JİTEM’in dava konusu olduğu birçok dosya beraat kararlarıyla sonuçlandı. Mafya Sedat Peker’in itiraflarıyla gündeme gelen mafya-devlet ilişkilerinde de aynı isimlerin başrolde göründüğünü konuştuğumuzda cezasızlığa dikkat çeken Ekinci, devletin bir dönem yoğun olarak yaptığı ve hiçbir zaman bırakamadığı hukuk dışı uygulamaların devletin meşruiyetini ortadan kaldırdığını söyledi. Ekinci, bu pratikleri uygulayanların arkalarında dokunulmazlık zırhı olduğunu düşündüğünü dile getirdi.
"ADIM ATMAMA DEVLET POLİTİKASI"
’90’lı yıllarda Kürt sorununda kullanılan paramiliter güçlerin bugünkü konumunu nasıl değerlendirdiğini sorduğumuzda, Ekinci şöyle yanıt verdi: “Kürt sorunu dosyamız açısından devlet, sadece güvenlikçi, hukukun dışına çıkan politikalarıyla sorunu çözme mantığıyla işlenen cinayetlerde karşımıza çıkıyor. Keşke bu cinayetler Kürt sorununun çözümü olsaydı. O zaman yıllarca gençlerin ölümüne neden olmazdı. İnsanların öldürülmesi bir işe yarasaydı; devlet açısından mantığı olurdu. Ancak gelinen aşamada Kürt sorunu bitmedi, daha da dallanıp budaklandı. ’90’lı yıllarda işlenen cinayetler kriminal bir olay değil. Kötü niyetli birkaç kişinin işlediği olaylar değil. Devletin siyasal yaklaşımının sonucudur. Sadece dava içerisindeki cinayetler değil, binlerce cinayet aydınlatılmamış durumda.
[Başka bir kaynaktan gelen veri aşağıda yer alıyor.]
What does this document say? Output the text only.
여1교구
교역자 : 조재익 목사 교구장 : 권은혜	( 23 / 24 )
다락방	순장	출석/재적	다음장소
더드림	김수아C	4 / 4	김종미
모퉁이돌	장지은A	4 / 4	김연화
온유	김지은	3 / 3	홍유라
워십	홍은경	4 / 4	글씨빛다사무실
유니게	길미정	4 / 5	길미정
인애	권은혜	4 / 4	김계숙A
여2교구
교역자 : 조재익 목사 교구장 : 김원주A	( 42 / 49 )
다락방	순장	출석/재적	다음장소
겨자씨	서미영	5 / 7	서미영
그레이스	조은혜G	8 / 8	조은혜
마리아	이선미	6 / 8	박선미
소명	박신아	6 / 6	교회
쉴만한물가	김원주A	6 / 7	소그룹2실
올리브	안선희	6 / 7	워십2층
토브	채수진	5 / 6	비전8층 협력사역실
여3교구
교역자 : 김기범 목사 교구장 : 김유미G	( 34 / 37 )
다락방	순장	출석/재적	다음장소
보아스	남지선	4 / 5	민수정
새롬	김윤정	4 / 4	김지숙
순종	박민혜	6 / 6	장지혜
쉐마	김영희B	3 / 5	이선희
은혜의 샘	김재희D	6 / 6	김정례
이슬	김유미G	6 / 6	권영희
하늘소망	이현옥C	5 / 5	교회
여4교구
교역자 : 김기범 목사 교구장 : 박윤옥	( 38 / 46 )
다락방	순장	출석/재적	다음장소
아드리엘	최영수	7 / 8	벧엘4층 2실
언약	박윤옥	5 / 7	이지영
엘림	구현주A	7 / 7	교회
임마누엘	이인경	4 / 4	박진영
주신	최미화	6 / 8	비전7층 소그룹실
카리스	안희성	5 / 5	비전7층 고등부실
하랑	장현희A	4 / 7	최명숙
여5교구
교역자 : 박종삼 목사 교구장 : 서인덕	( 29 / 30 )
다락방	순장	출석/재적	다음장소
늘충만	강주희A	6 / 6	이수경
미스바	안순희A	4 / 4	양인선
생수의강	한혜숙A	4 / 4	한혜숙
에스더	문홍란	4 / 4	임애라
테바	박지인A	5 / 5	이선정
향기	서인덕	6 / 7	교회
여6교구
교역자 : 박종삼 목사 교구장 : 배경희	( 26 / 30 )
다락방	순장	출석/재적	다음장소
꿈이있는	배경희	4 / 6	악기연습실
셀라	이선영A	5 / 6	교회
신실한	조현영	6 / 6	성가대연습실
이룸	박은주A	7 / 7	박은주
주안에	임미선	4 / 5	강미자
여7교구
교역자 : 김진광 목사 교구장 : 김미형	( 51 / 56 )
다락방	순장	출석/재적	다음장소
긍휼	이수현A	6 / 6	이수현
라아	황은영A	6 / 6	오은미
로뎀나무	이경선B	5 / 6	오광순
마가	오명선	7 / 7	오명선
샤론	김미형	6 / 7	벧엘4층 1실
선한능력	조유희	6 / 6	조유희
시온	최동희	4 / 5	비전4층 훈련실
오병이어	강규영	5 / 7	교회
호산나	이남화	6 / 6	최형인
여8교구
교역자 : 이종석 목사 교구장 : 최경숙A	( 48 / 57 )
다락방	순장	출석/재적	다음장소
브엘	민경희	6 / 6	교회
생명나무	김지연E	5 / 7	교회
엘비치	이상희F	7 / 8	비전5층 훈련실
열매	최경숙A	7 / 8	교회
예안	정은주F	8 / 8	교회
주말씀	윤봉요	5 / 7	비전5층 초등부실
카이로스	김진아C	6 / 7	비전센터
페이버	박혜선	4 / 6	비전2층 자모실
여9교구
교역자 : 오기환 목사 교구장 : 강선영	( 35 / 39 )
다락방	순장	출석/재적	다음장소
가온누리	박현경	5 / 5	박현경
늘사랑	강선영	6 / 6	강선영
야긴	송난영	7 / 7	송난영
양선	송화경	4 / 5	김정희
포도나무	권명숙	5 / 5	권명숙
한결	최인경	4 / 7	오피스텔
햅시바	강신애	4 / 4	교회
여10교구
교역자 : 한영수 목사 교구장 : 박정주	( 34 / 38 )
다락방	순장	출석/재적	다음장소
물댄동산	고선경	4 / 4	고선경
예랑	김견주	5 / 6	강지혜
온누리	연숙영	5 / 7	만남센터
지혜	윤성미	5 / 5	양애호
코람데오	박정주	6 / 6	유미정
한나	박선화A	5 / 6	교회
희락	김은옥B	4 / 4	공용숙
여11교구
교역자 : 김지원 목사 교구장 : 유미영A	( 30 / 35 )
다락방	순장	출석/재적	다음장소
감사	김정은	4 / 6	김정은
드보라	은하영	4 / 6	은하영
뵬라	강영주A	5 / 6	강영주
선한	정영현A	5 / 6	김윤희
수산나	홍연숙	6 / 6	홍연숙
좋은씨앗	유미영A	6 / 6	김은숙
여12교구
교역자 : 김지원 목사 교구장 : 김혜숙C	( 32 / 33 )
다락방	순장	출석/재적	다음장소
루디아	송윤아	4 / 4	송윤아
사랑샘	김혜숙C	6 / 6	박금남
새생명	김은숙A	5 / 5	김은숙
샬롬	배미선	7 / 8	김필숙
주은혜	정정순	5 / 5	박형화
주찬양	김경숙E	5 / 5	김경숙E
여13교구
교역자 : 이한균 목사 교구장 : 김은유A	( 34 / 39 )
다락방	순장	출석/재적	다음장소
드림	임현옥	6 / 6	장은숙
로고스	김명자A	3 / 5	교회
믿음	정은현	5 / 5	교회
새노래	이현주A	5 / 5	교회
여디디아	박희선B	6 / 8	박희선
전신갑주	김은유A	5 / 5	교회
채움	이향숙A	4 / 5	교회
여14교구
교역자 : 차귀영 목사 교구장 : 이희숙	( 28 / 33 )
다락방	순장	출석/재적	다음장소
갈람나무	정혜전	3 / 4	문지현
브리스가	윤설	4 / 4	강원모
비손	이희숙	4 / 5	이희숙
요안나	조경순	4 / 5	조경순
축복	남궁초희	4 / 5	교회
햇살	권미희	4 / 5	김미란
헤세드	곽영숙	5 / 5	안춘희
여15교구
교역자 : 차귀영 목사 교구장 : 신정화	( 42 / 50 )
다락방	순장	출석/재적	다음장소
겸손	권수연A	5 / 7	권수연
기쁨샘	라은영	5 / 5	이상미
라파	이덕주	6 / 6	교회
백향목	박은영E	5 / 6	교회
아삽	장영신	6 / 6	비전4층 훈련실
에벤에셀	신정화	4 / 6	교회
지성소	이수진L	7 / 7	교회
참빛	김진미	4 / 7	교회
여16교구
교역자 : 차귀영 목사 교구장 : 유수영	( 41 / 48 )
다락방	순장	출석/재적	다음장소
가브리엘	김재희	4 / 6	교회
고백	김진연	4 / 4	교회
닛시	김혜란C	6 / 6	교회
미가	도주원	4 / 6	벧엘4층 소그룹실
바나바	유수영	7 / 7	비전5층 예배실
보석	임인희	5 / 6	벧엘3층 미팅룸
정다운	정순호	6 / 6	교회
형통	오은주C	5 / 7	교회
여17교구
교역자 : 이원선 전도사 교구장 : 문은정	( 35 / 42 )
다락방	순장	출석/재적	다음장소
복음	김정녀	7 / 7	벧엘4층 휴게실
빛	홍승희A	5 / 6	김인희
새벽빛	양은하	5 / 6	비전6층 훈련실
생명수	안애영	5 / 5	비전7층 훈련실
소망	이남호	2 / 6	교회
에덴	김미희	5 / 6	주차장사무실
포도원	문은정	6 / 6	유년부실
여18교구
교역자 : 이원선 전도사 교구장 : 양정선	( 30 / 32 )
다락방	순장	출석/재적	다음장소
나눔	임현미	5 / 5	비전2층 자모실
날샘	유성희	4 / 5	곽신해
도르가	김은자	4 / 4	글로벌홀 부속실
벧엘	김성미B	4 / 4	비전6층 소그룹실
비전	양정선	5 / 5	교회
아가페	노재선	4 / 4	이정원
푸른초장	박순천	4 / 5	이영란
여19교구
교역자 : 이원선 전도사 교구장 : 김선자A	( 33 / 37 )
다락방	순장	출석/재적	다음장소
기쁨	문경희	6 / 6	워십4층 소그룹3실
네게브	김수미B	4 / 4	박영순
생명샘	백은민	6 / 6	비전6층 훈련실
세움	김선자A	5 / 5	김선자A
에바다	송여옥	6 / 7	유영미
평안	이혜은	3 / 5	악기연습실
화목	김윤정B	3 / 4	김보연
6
Bu kadar adım atmamak artık devlet politikasıdır. Kendilerince vatanperver duygularla işledikleri cinayetler olarak nitelendirmek mümkün değil. Bu hukuk dışına çıkan bir devletin politikası. Böyle hukuk dışına çıkmak sorunu ortadan kaldırmıyor, daha da çözümsüz hale getiriyor. Gelinen noktada bütün toplum bir mafya liderinin ağzından çıkacak iki kelimeye bakıyor.”
"İNSANLIĞA KARŞI SUÇTAN YARGILANMALILAR"
İstinaf mahkemesinin JİTEM Ankara davasında beraat kararını bozmasının ardından ne yapacaklarını sorduğumuzda Ekinci, mahkemenin bozma gerekçeleri arasında kendi taleplerinin de olduğunu söyledi. Bu tip dosyaların siyasal ortamla dolaysız bağı olduğunu belirten Ekinci, “Siyasal konjonktüre göre davanın seyri değişiyor. Ancak biz bu dosyadaki cinayetlerin Kürt sorunuyla bağı nedeniyle Türk Ceza Kanunu’nun 77. maddesine göre insanlığa karşı suç olarak değerlendirilmesini istiyoruz. İnsanlığa karşı suçtan bir iddianame düzenlenseydi, zaman aşımı gibi bir sıkıntımız olmayacaktı. 30 yıllık bir zaman aşımı süresi 2024 yılında sona erecek. Ek bir iddianame tanzim edilerek insanlığa karşı suç yargılaması mümkün olabilir. Bunu talep etmeye devam edeceğiz” dedi.